Es lo que entiendo de testimonios como los de Lisandro Otero, quien escribe en sus memorias que su generación, aquel grupo fundador de la Sociedad Cultural Nuestro Tiempo, de la que salieron buena parte de los intelectuales destacados en los sesenta y algunos de los cuales migraron a la Cinemateca de La Habana, no había llegado a ejercer un verdadero protagonismo social porque ese derecho le fue “arrebatado con audacia” por la generación del centenario; es decir, por los asaltantes al Moncada que constituyeron el núcleo de la Revolución y sentaron las bases a los nuevos cuadros políticos.
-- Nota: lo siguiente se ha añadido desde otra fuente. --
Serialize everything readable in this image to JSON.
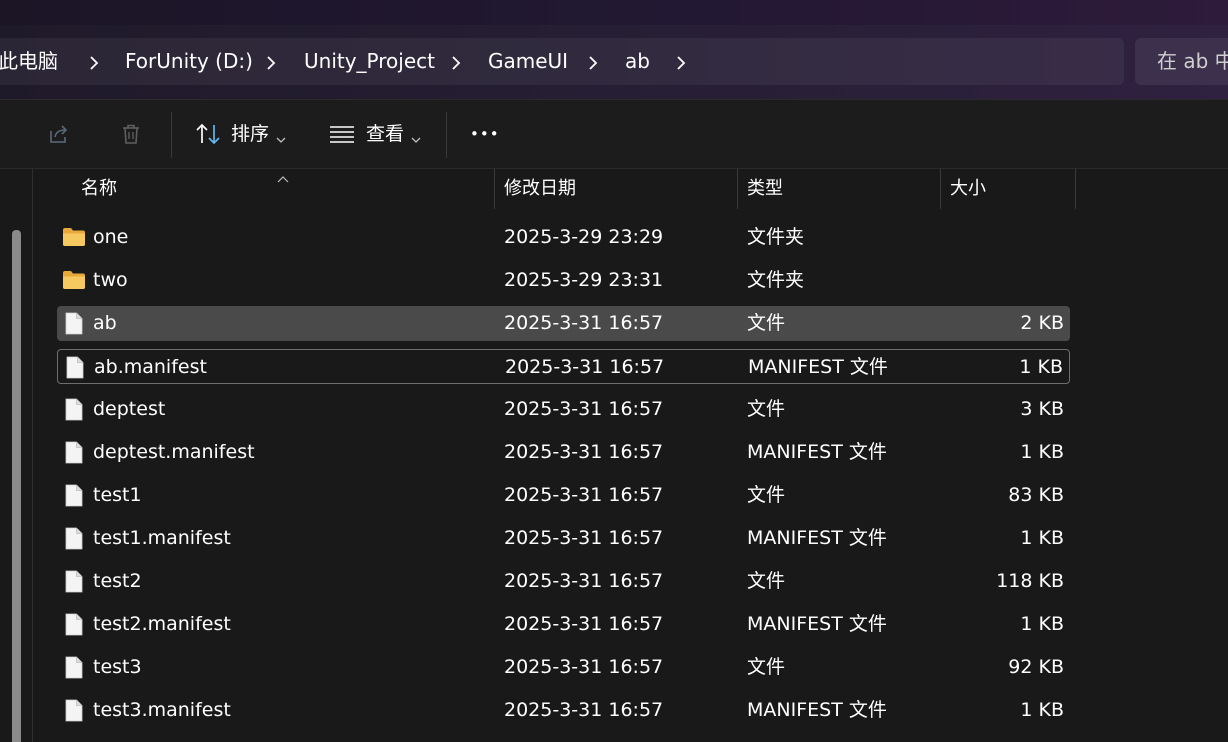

Para Cuba las circunstancias han cambiado, pero el motivo que llevan al gobierno a intervenir en el arte sigue partiendo del escamoteo de ciertas zonas de la realidad, la presente y la pasada, cuestiones que, al parecer, le siguen pareciendo demasiado polémicas como para poner en tela de juicio público.

De igual modo evidencia el terror que produce un arte independiente y autogestionado. No olvidemos que ese miedo estuvo presente ya en PM, producido por Revolución y Lunes de Revolución, es decir, fuera del Icaic cuando el organismo se había convertido en el encargado de regentar los audiovisuales cubanos.

Pese al gusto estético de cada cual, y al criterio que podamos sostener sobre arte, existen fuerzas reaccionarias que se simulan revolucionarias, y viceversa.